Redirect Checker

Trace the full HTTP redirect chain for any URL. See every hop, status code, and redirect type from start to finish.

How to Check Redirects

Enter any URL and click Check Redirects to trace the complete HTTP redirect chain. The tool sends HEAD requests and follows each redirect, displaying every intermediate URL along with its status code (301, 302, 307, 308) and redirect type. The final destination is highlighted so you can quickly see where the URL ultimately resolves. This is essential for SEO audits — too many redirects slow down page loading and dilute link equity. Use it to verify that your site migrations, vanity URLs, and canonical redirects are working correctly.

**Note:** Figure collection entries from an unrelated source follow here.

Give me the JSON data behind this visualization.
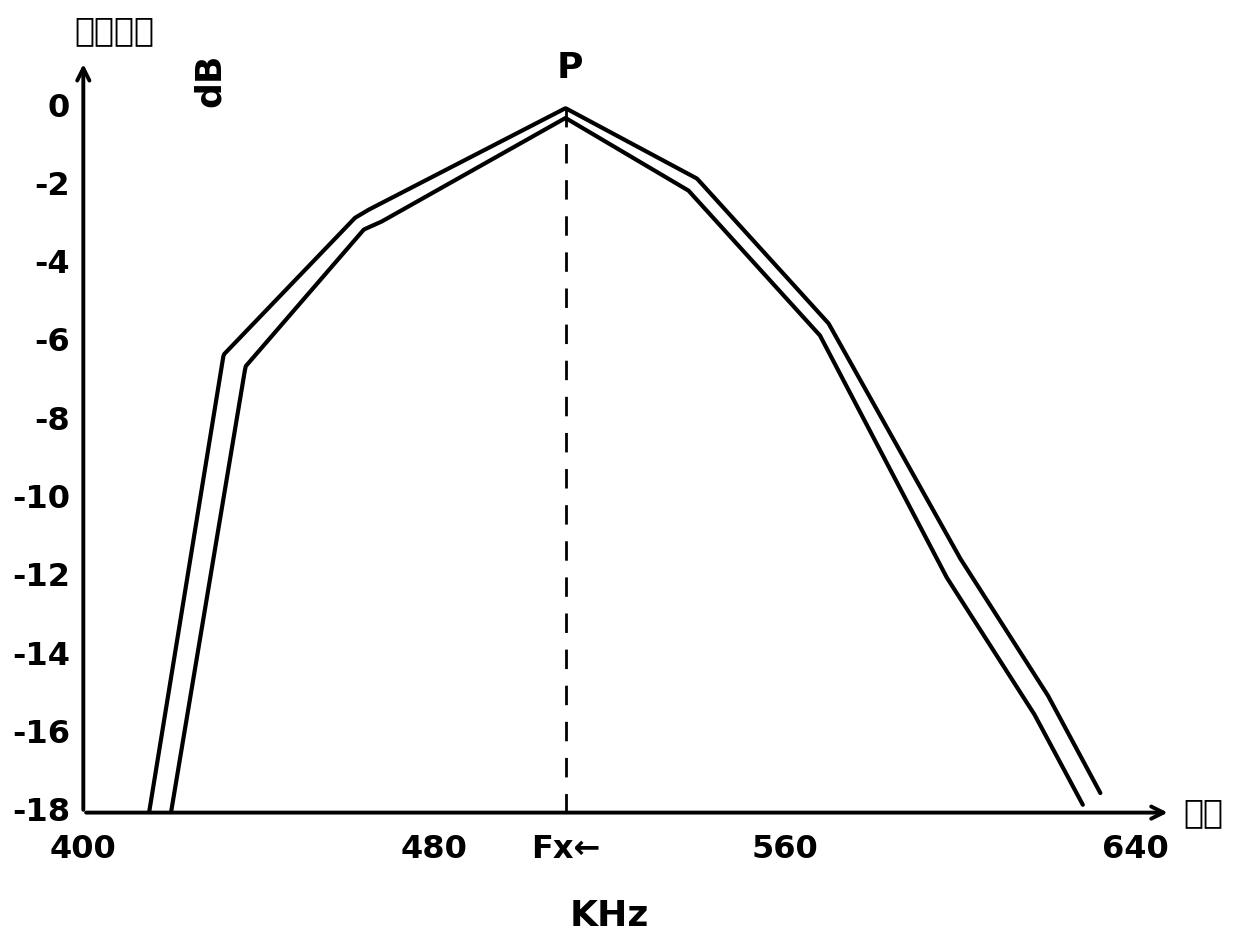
{
  "title": "",
  "xlabel_zh": "频率",
  "xlabel_unit": "KHz",
  "ylabel_zh": "信号幅値",
  "ylabel_db": "dB",
  "xlim": [
    400,
    655
  ],
  "ylim": [
    -18,
    1.8
  ],
  "xticks": [
    400,
    480,
    560,
    640
  ],
  "yticks": [
    0,
    -2,
    -4,
    -6,
    -8,
    -10,
    -12,
    -14,
    -16,
    -18
  ],
  "fx_x": 510,
  "fx_label": "Fx←",
  "peak_label": "P",
  "bg_color": "#ffffff",
  "line_color": "#000000",
  "curve1_x": [
    415,
    432,
    462,
    465,
    510,
    540,
    570,
    600,
    620,
    632
  ],
  "curve1_y": [
    -18.0,
    -6.3,
    -2.8,
    -2.6,
    0.0,
    -1.8,
    -5.5,
    -11.5,
    -15.0,
    -17.5
  ],
  "curve2_x": [
    420,
    437,
    464,
    468,
    510,
    538,
    568,
    597,
    617,
    628
  ],
  "curve2_y": [
    -18.0,
    -6.6,
    -3.1,
    -2.9,
    -0.25,
    -2.1,
    -5.8,
    -12.0,
    -15.5,
    -17.8
  ],
  "linewidth": 3.0,
  "axis_linewidth": 2.8
}
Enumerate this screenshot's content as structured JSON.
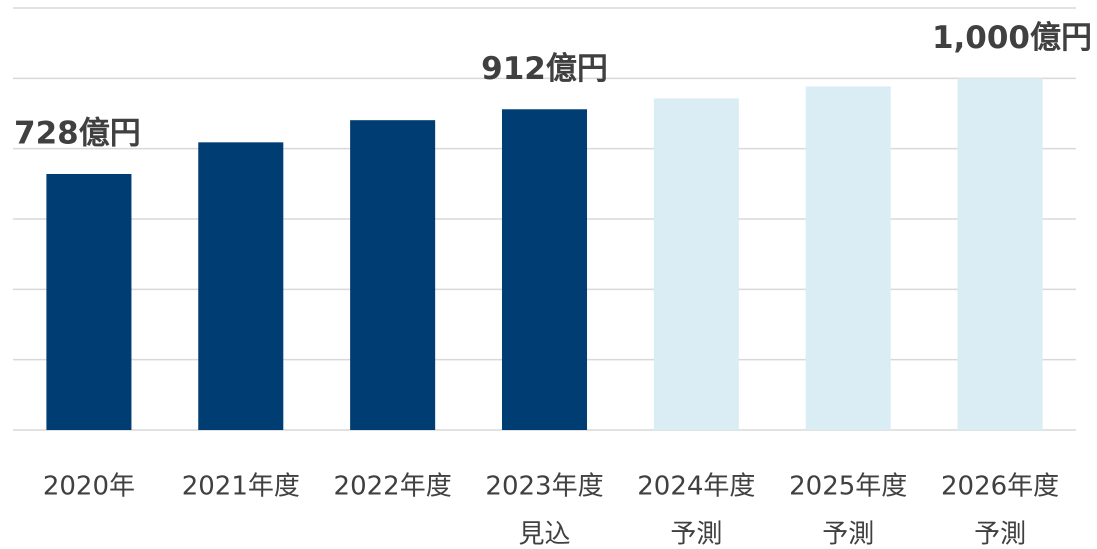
{
  "chart_data": {
    "type": "bar",
    "categories": [
      [
        "2020年"
      ],
      [
        "2021年度"
      ],
      [
        "2022年度"
      ],
      [
        "2023年度",
        "見込"
      ],
      [
        "2024年度",
        "予測"
      ],
      [
        "2025年度",
        "予測"
      ],
      [
        "2026年度",
        "予測"
      ]
    ],
    "values": [
      728,
      818,
      881,
      912,
      943,
      977,
      1000
    ],
    "value_labels": [
      "728億円",
      null,
      null,
      "912億円",
      null,
      null,
      "1,000億円"
    ],
    "colors": [
      "#003d73",
      "#003d73",
      "#003d73",
      "#003d73",
      "#daedf4",
      "#daedf4",
      "#daedf4"
    ],
    "ylim": [
      0,
      1200
    ],
    "yticks": [
      0,
      200,
      400,
      600,
      800,
      1000,
      1200
    ],
    "grid": true
  }
}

Why Redirect Chains Matter for SEO

Search engines follow redirects to find the final URL, but each hop in the chain adds latency and can lose a small amount of link equity. A 301 redirect passes most link equity, while a 302 may not pass any. Redirect chains longer than 2–3 hops are a red flag for SEO. They also hurt Core Web Vitals by increasing Time to First Byte (TTFB). During site migrations, it is common to accidentally create chains where old-URL redirects to another old-URL before reaching the new one. This tool helps you identify and fix those issues before they impact rankings.

Frequently Asked Questions

A 301 is a permanent redirect — it tells search engines to update their index to the new URL and passes most link equity. A 302 is a temporary redirect — search engines keep the original URL in their index and may not pass link equity.

Google recommends keeping redirect chains to a maximum of 3 hops. Ideally, every URL should resolve in a single redirect. Chains longer than 5 hops may not be fully followed by search engine crawlers.

No. This tool follows HTTP-level redirects (301, 302, 307, 308) only. JavaScript-based redirects and meta refresh tags are not detected because we use HEAD requests without rendering the page.